Experiences around the world have begun to focus attention on the way women’s participation and contributions are regularly discriminated against in various organisations; such constraints and restrictions are caused by the way institutions are designed and function. In India, gender discrimination and restrictions in organisations is widespread  girl students and teachers in schools and colleges; women artists and actors in cultural institutions (including Bollywood); nurses and women doctors in hospitals; women political leaders in political parties; lawyers and judges in courts; women sports-persons in sports associations; journalists in media;  women in the police, paramilitary and armed forces. Various government and non-government organisations are no different.

While a large number of public policies and interventions focus on women’s empowerment by improving their access to education and employment, very little attention has been paid to the systemic nature of exclusion they face inside an organisation. Systems and practices in organisations tend to make the assumption that women are primarily responsible for reproductive and care-giving roles in family; only a few organisations offer women workers some flexibility to fulfil this role. Women’s productive, economic and professional contributions are overlooked. And male employees are expected to ignore their own responsibilities of care-giving in the hope their wives, mothers and sisters will take care of the same. Such cultural practices, norms and mores are prevalent in all types of organisations in India -- private business, NGOs, government departments, police, judiciary, educational institutions, media, political parties, etc.
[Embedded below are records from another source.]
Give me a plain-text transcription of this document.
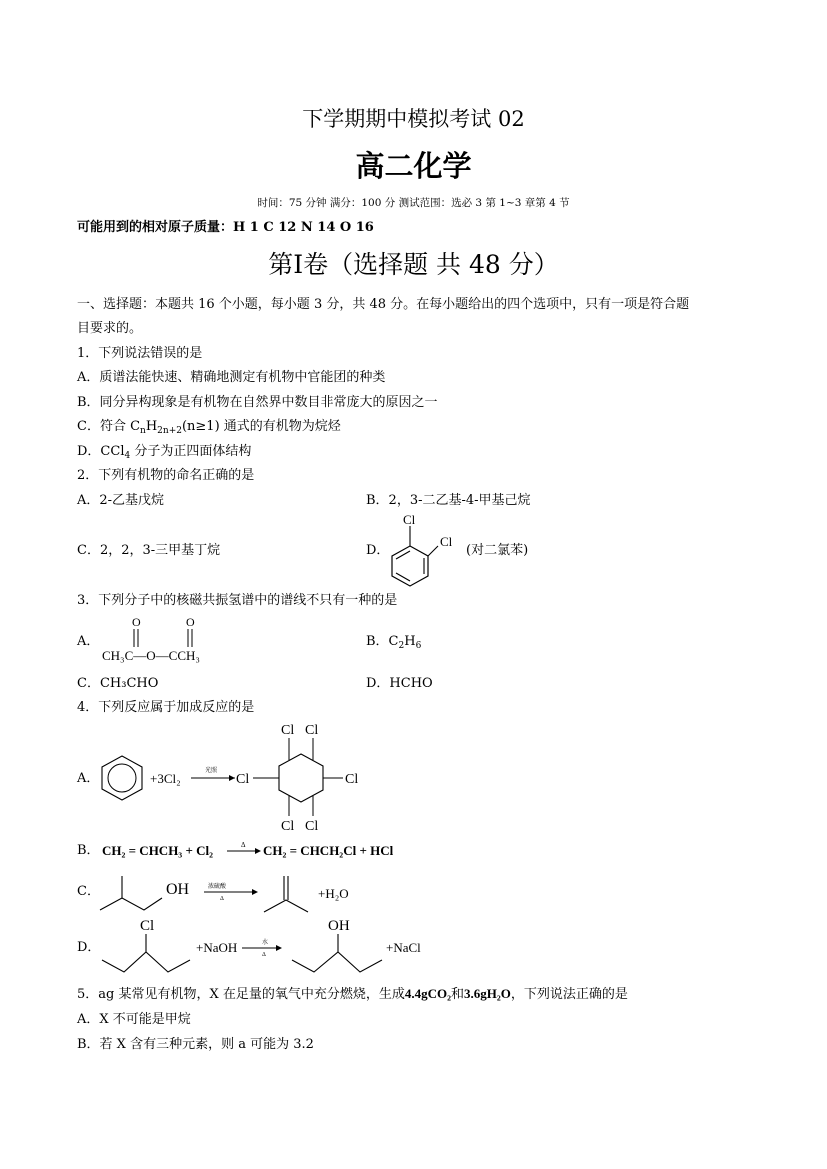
下学期期中模拟考试 02
高二化学
时间：75 分钟 满分：100 分 测试范围：选必 3 第 1~3 章第 4 节
可能用到的相对原子质量：H 1 C 12 N 14 O 16
第Ⅰ卷（选择题 共 48 分）
一、选择题：本题共 16 个小题，每小题 3 分，共 48 分。在每小题给出的四个选项中，只有一项是符合题
目要求的。
1．下列说法错误的是
A．质谱法能快速、精确地测定有机物中官能团的种类
B．同分异构现象是有机物在自然界中数目非常庞大的原因之一
C．符合 $C_nH_{2n+2}(n\ge 1)$ 通式的有机物为烷烃
D．CCl$_4$ 分子为正四面体结构
2．下列有机物的命名正确的是
A．2-乙基戊烷	B．2，3-二乙基-4-甲基己烷
C．2，2，3-三甲基丁烷	D．
Cl
Cl
(对二氯苯)
3．下列分子中的核磁共振氢谱中的谱线不只有一种的是
A．
O	O
CH₃C—O—CCH₃
B．$C_2H_6$
C．CH₃CHO	D．HCHO
4．下列反应属于加成反应的是
A．	+3Cl₂	光照
Cl Cl
Cl	Cl
Cl Cl
B． CH₂ = CHCH₃ + Cl₂	Δ CH₂ = CHCH₂Cl + HCl
C．	OH	浓硫酸
Δ	+H₂O
D．
Cl
+NaOH	水
Δ
OH
+NaCl
5．ag 某常见有机物，X 在足量的氧气中充分燃烧，生成4.4gCO₂和3.6gH₂O，下列说法正确的是
A．X 不可能是甲烷
B．若 X 含有三种元素，则 a 可能为 3.2
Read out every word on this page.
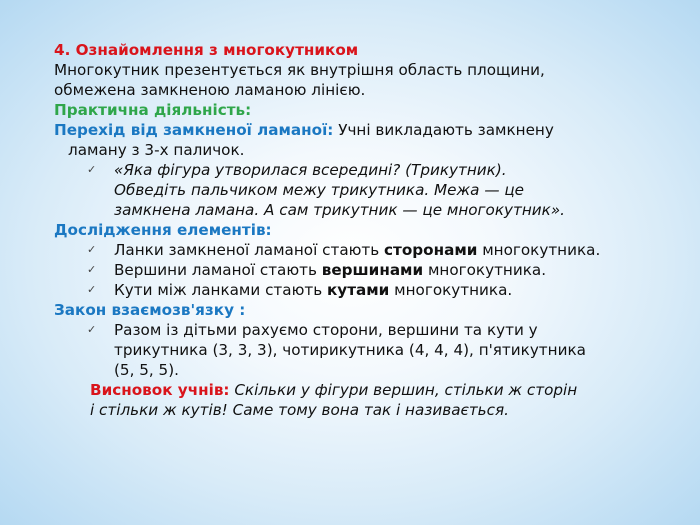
4. Ознайомлення з многокутником
Многокутник презентується як внутрішня область площини,
обмежена замкненою ламаною лінією.
Практична діяльність:
Перехід від замкненої ламаної: Учні викладають замкнену
ламану з 3-х паличок.
✓ «Яка фігура утворилася всередині? (Трикутник).
Обведіть пальчиком межу трикутника. Межа — це
замкнена ламана. А сам трикутник — це многокутник».
Дослідження елементів:
✓ Ланки замкненої ламаної стають сторонами многокутника.
✓ Вершини ламаної стають вершинами многокутника.
✓ Кути між ланками стають кутами многокутника.
Закон взаємозв'язку :
✓ Разом із дітьми рахуємо сторони, вершини та кути у
трикутника (3, 3, 3), чотирикутника (4, 4, 4), п'ятикутника
(5, 5, 5).
Висновок учнів: Скільки у фігури вершин, стільки ж сторін
і стільки ж кутів! Саме тому вона так і називається.
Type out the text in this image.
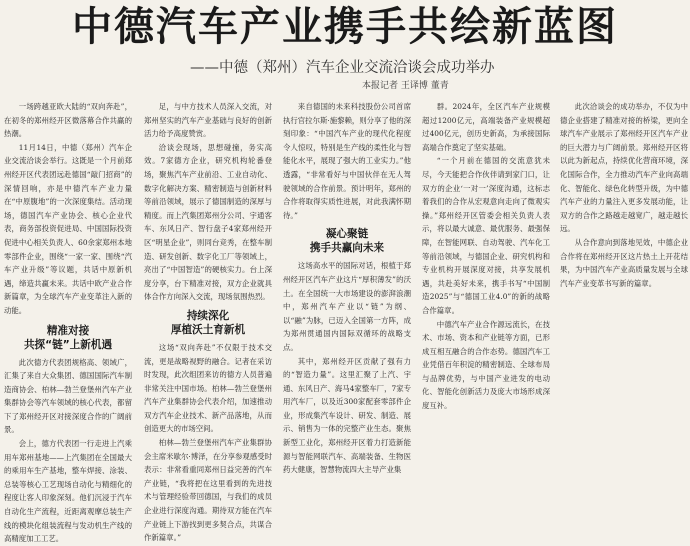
中德汽车产业携手共绘新蓝图
——中德（郑州）汽车企业交流洽谈会成功举办
本报记者 王译博 董青

一场跨越亚欧大陆的“双向奔赴”，在初冬的郑州经开区微落幕合作共赢的热潮。

11月14日，中德（郑州）汽车企业交流洽谈会举行。这既是一个月前郑州经开区代表团远赴德国“敲门招商”的深情回响，亦是中德汽车产业力量在“中原腹地”的一次深度集结。活动现场，德国汽车产业协会、核心企业代表，商务部投资促进局、中国国际投资促进中心相关负责人、60余家郑州本地零部件企业，围绕“一家一家、围绕“汽车产业升级”等议题，共话中原新机遇，缔造共赢未来。共话中欧产业合作新篇章，为全球汽车产业变革注入新的动能。

精准对接
共探“链”上新机遇

此次德方代表团规格高、领域广，汇集了来自大众集团、德国国际汽车制造商协会、柏林—勃兰登堡州汽车产业集群协会等汽车领域的核心代表，都留下了郑州经开区对接深度合作的广阔前景。

会上，德方代表团一行走进上汽乘用车郑州基地——上汽集团在全国最大的乘用车生产基地，整车焊接、涂装、总装等核心工艺现场自动化与精细化的程度让客人印象深刻。他们沉浸于汽车自动化生产流程，近距离观摩总装生产线的模块化组装流程与发动机生产线的高精度加工工艺。

足，与中方技术人员深入交流，对郑州坚实的汽车产业基础与良好的创新活力给予高度赞赏。

洽谈会现场，思想碰撞，务实高效。7家德方企业，研究机构轮番登场，聚焦汽车产业前沿、工业自动化、数字化解决方案、精密制造与创新材料等前沿领域，展示了德国制造的深厚与精度。而上汽集团郑州分公司、宇通客车、东风日产、智行盘子4家郑州经开区“明星企业”，则同台竞秀，在整车制造、研发创新、数字化工厂等领域上，亮出了“中国智造”的硬核实力。台上深度分享，台下精准对接，双方企业就具体合作方向深入交流，现场氛围热烈。

持续深化
厚植沃土育新机

这场“双向奔赴”不仅限于技术交流，更是战略视野的融合。记者在采访时发现，此次组团来访的德方人员普遍非常关注中国市场。柏林—勃兰登堡州汽车产业集群协会代表介绍，加速推动双方汽车企业技术、新产品落地，从而创造更大的市场空间。

柏林—勃兰登堡州汽车产业集群协会主席米歇尔·博泽，在分享参观感受时表示：非常看重同郑州日益完善的汽车产业链，“我将把在这里看到的先进技术与管理经验带回德国，与我们的成员企业进行深度沟通。期待双方能在汽车产业链上下游找到更多契合点，共谋合作新篇章。”

来自德国的未来科技股份公司首席执行官拉尔斯·施黎赖，则分享了他的深刻印象：“中国汽车产业的现代化程度令人惊叹，特别是生产线的柔性化与智能化水平，展现了强大的工业实力。”他透露，“非常看好与中国伙伴在无人驾驶领域的合作前景。预计明年，郑州的合作将取得实质性进展，对此我满怀期待。”

凝心聚链
携手共赢向未来

这场高水平的国际对话，根植于郑州经开区汽车产业这片“厚积薄发”的沃土。在全国统一大市场建设的澎湃浪潮中，郑州汽车产业以“链”为纲、以“融”为脉，已迈入全国第一方阵，成为郑州贯通国内国际双循环的战略支点。

其中，郑州经开区贡献了强有力的“智造力量”。这里汇聚了上汽、宇通、东风日产、海马4家整车厂，7家专用汽车厂，以及近300家配套零部件企业，形成集汽车设计、研发、制造、展示、销售为一体的完整产业生态。聚焦新型工业化，郑州经开区着力打造新能源与智能网联汽车、高端装备、生物医药大健康，智慧物流四大主导产业集

群。2024年，全区汽车产业规模超过1200亿元，高端装备产业规模超过400亿元，创历史新高，为承接国际高端合作奠定了坚实基础。

“一个月前在德国的交流意犹未尽，今天能把合作伙伴请到家门口，让双方的企业‘一对一’深度沟通，这标志着我们的合作从宏观意向走向了微观实操。”郑州经开区管委会相关负责人表示，将以最大诚意、最优服务、最强保障，在智能网联、自动驾驶、汽车化工等前沿领域，与德国企业、研究机构和专业机构开展深度对接，共享发展机遇，共赴美好未来，携手书写“中国制造2025”与“德国工业4.0”的新的战略合作篇章。

中德汽车产业合作源远流长，在技术、市场、资本和产业链等方面，已形成互相互融合的合作态势。德国汽车工业凭借百年积淀的精密制造、全球布局与品牌优势，与中国产业进发的电动化、智能化创新活力及庞大市场形成深度互补。

此次洽谈会的成功举办，不仅为中德企业搭建了精准对接的桥梁，更向全球汽车产业展示了郑州经开区汽车产业的巨大潜力与广阔前景。郑州经开区将以此为新起点，持续优化营商环境，深化国际合作，全力推动汽车产业向高端化、智能化、绿色化转型升级，为中德汽车产业的力量注入更多发展动能，让双方的合作之路越走越宽广，越走越长远。

从合作意向到落地见效，中德企业合作将在郑州经开区这片热土上开花结果，为中国汽车产业高质量发展与全球汽车产业变革书写新的篇章。
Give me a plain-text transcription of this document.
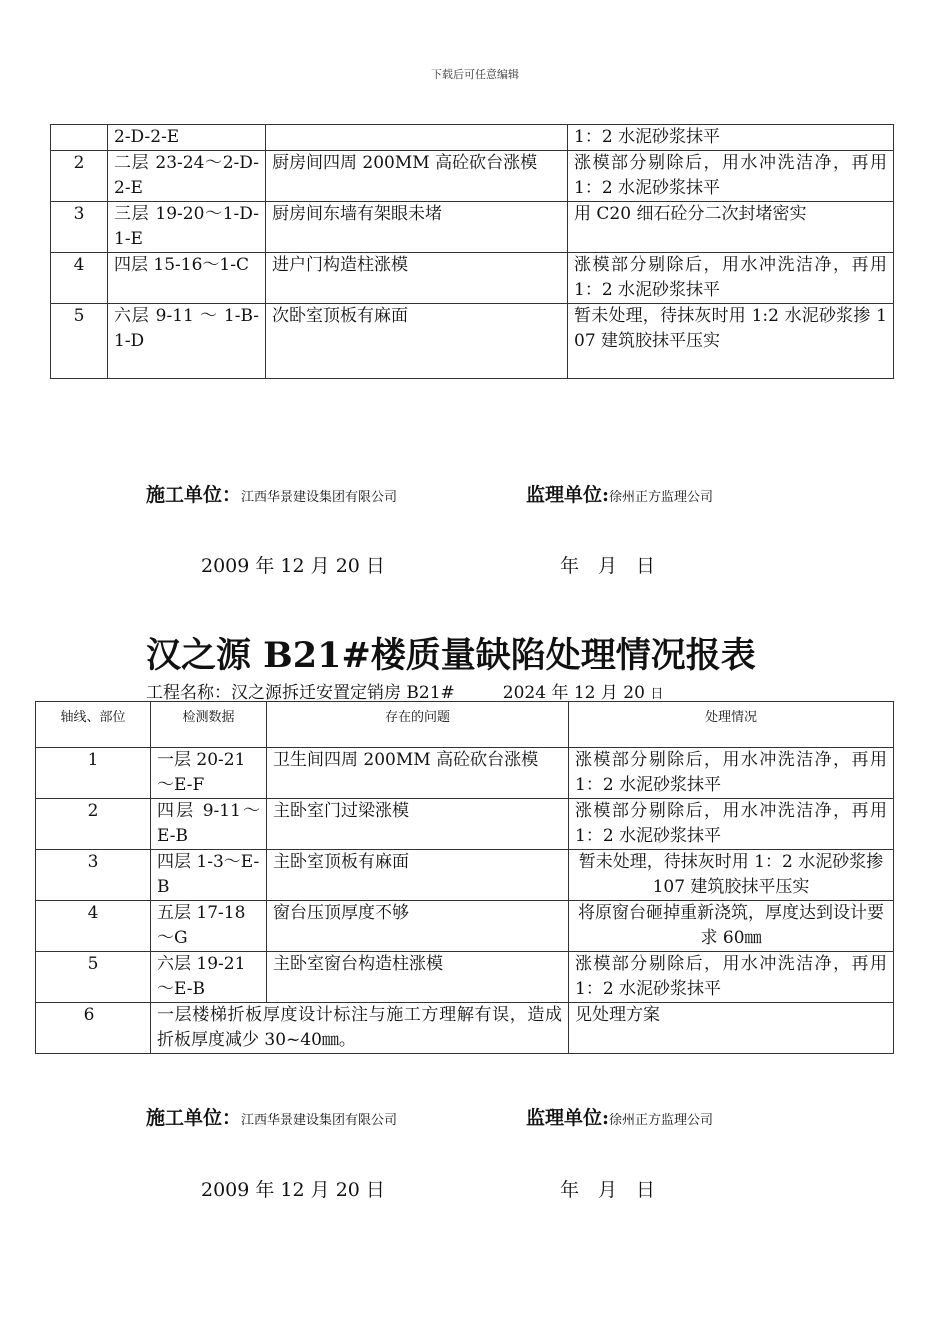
下载后可任意编辑
	2-D-2-E		1：2 水泥砂浆抹平
2	二层 23-24～2-D-2-E	厨房间四周 200MM 高砼砍台涨模	涨模部分剔除后，用水冲洗洁净，再用 1：2 水泥砂浆抹平
3	三层 19-20～1-D-1-E	厨房间东墙有架眼未堵	用 C20 细石砼分二次封堵密实
4	四层 15-16～1-C	进户门构造柱涨模	涨模部分剔除后，用水冲洗洁净，再用 1：2 水泥砂浆抹平
5	六层 9-11 ～ 1-B-1-D	次卧室顶板有麻面	暂未处理，待抹灰时用 1:2 水泥砂浆掺 107 建筑胶抹平压实
施工单位：江西华景建设集团有限公司	监理单位:徐州正方监理公司
2009 年 12 月 20 日	年　月　日
汉之源 B21#楼质量缺陷处理情况报表
工程名称：汉之源拆迁安置定销房 B21#	2024 年 12 月 20 日
轴线、部位	检测数据	存在的问题	处理情况
1	一层 20-21～E-F	卫生间四周 200MM 高砼砍台涨模	涨模部分剔除后，用水冲洗洁净，再用 1：2 水泥砂浆抹平
2	四层 9-11～E-B	主卧室门过梁涨模	涨模部分剔除后，用水冲洗洁净，再用 1：2 水泥砂浆抹平
3	四层 1-3～E-B	主卧室顶板有麻面	暂未处理，待抹灰时用 1：2 水泥砂浆掺 107 建筑胶抹平压实
4	五层 17-18～G	窗台压顶厚度不够	将原窗台砸掉重新浇筑，厚度达到设计要求 60㎜
5	六层 19-21～E-B	主卧室窗台构造柱涨模	涨模部分剔除后，用水冲洗洁净，再用 1：2 水泥砂浆抹平
6	一层楼梯折板厚度设计标注与施工方理解有误，造成折板厚度减少 30~40㎜。		见处理方案
施工单位：江西华景建设集团有限公司	监理单位:徐州正方监理公司
2009 年 12 月 20 日	年　月　日
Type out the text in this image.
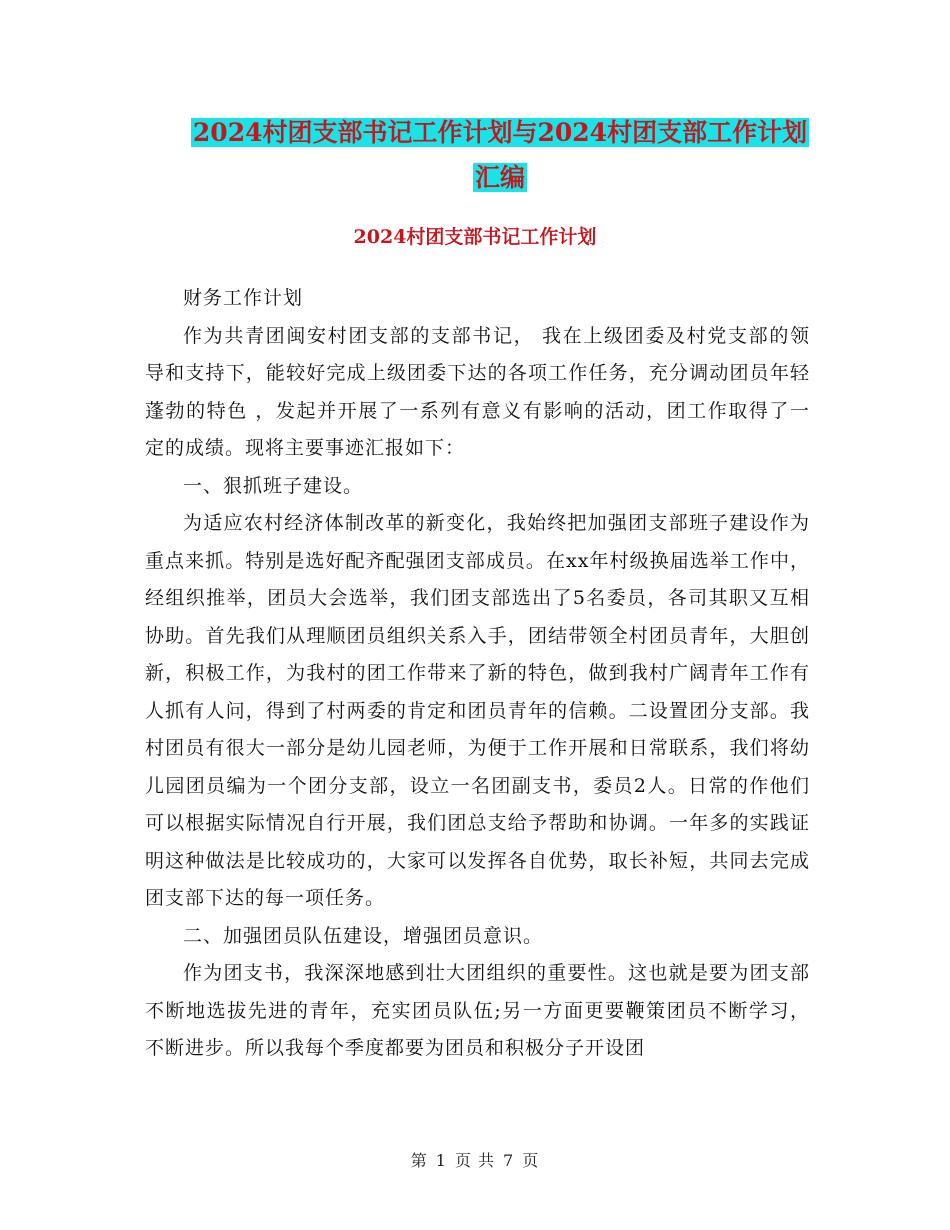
2024村团支部书记工作计划与2024村团支部工作计划
汇编
2024村团支部书记工作计划

财务工作计划

作为共青团闽安村团支部的支部书记， 我在上级团委及村党支部的领导和支持下，能较好完成上级团委下达的各项工作任务，充分调动团员年轻蓬勃的特色 ，发起并开展了一系列有意义有影响的活动，团工作取得了一定的成绩。现将主要事迹汇报如下：

一、狠抓班子建设。

为适应农村经济体制改革的新变化，我始终把加强团支部班子建设作为重点来抓。特别是选好配齐配强团支部成员。在xx年村级换届选举工作中，经组织推举，团员大会选举，我们团支部选出了5名委员，各司其职又互相协助。首先我们从理顺团员组织关系入手，团结带领全村团员青年，大胆创新，积极工作，为我村的团工作带来了新的特色，做到我村广阔青年工作有人抓有人问，得到了村两委的肯定和团员青年的信赖。二设置团分支部。我村团员有很大一部分是幼儿园老师，为便于工作开展和日常联系，我们将幼儿园团员编为一个团分支部，设立一名团副支书，委员2人。日常的作他们可以根据实际情况自行开展，我们团总支给予帮助和协调。一年多的实践证明这种做法是比较成功的，大家可以发挥各自优势，取长补短，共同去完成团支部下达的每一项任务。

二、加强团员队伍建设，增强团员意识。

作为团支书，我深深地感到壮大团组织的重要性。这也就是要为团支部不断地选拔先进的青年，充实团员队伍;另一方面更要鞭策团员不断学习，不断进步。所以我每个季度都要为团员和积极分子开设团

第 1 页 共 7 页
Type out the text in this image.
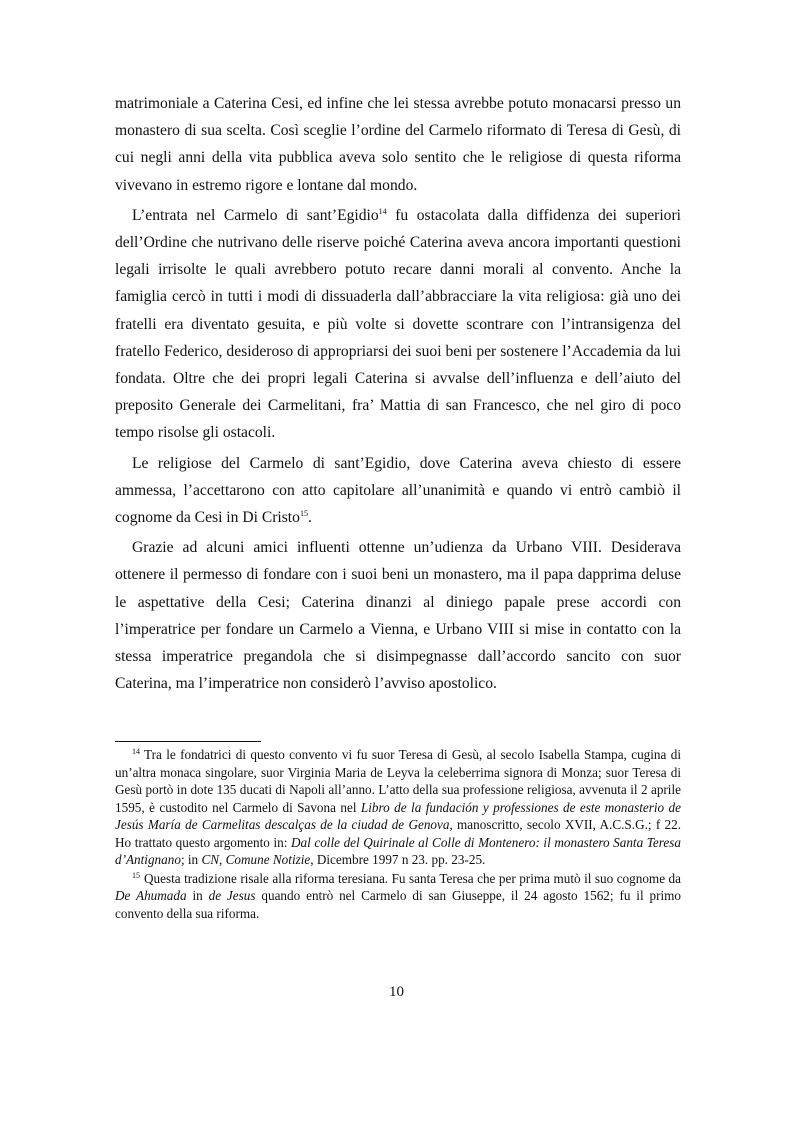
matrimoniale a Caterina Cesi, ed infine che lei stessa avrebbe potuto monacarsi presso un monastero di sua scelta. Così sceglie l’ordine del Carmelo riformato di Teresa di Gesù, di cui negli anni della vita pubblica aveva solo sentito che le religiose di questa riforma vivevano in estremo rigore e lontane dal mondo.

L’entrata nel Carmelo di sant’Egidio$^{14}$ fu ostacolata dalla diffidenza dei superiori dell’Ordine che nutrivano delle riserve poiché Caterina aveva ancora importanti questioni legali irrisolte le quali avrebbero potuto recare danni morali al convento. Anche la famiglia cercò in tutti i modi di dissuaderla dall’abbracciare la vita religiosa: già uno dei fratelli era diventato gesuita, e più volte si dovette scontrare con l’intransigenza del fratello Federico, desideroso di appropriarsi dei suoi beni per sostenere l’Accademia da lui fondata. Oltre che dei propri legali Caterina si avvalse dell’influenza e dell’aiuto del preposito Generale dei Carmelitani, fra’ Mattia di san Francesco, che nel giro di poco tempo risolse gli ostacoli.

Le religiose del Carmelo di sant’Egidio, dove Caterina aveva chiesto di essere ammessa, l’accettarono con atto capitolare all’unanimità e quando vi entrò cambiò il cognome da Cesi in Di Cristo$^{15}$.

Grazie ad alcuni amici influenti ottenne un’udienza da Urbano VIII. Desiderava ottenere il permesso di fondare con i suoi beni un monastero, ma il papa dapprima deluse le aspettative della Cesi; Caterina dinanzi al diniego papale prese accordi con l’imperatrice per fondare un Carmelo a Vienna, e Urbano VIII si mise in contatto con la stessa imperatrice pregandola che si disimpegnasse dall’accordo sancito con suor Caterina, ma l’imperatrice non considerò l’avviso apostolico.

$^{14}$ Tra le fondatrici di questo convento vi fu suor Teresa di Gesù, al secolo Isabella Stampa, cugina di un’altra monaca singolare, suor Virginia Maria de Leyva la celeberrima signora di Monza; suor Teresa di Gesù portò in dote 135 ducati di Napoli all’anno. L’atto della sua professione religiosa, avvenuta il 2 aprile 1595, è custodito nel Carmelo di Savona nel Libro de la fundación y professiones de este monasterio de Jesús María de Carmelitas descalças de la ciudad de Genova, manoscritto, secolo XVII, A.C.S.G.; f 22. Ho trattato questo argomento in: Dal colle del Quirinale al Colle di Montenero: il monastero Santa Teresa d’Antignano; in CN, Comune Notizie, Dicembre 1997 n 23. pp. 23-25.

$^{15}$ Questa tradizione risale alla riforma teresiana. Fu santa Teresa che per prima mutò il suo cognome da De Ahumada in de Jesus quando entrò nel Carmelo di san Giuseppe, il 24 agosto 1562; fu il primo convento della sua riforma.

10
Engendering organisations requires a new kind of leadership. Organisational leadership not only provides policies and procedures, but also defines its culture. Stories and anecdotes of successful and effective engendered leadership are occasionally heard from all types of organisations. Yet, very little systematic understanding of how institutional culture and leadership can enhance gender equality is largely absent in India. There are hardly any efforts at collectively promoting ‘engendered leadership’ in organisations. How can leadership in organisations create a balanced approach that values and supports women’s participation and contributions? How can we understand and promote such ‘engendered leadership’ in all kinds of organisations in the country?

Participants from the corporate sector, non-govermental organisations, the police, the Indian Navy, educational institutions and the media will share their experiences and debate and discuss such questions during the two-day multi-stakeholder dialogue.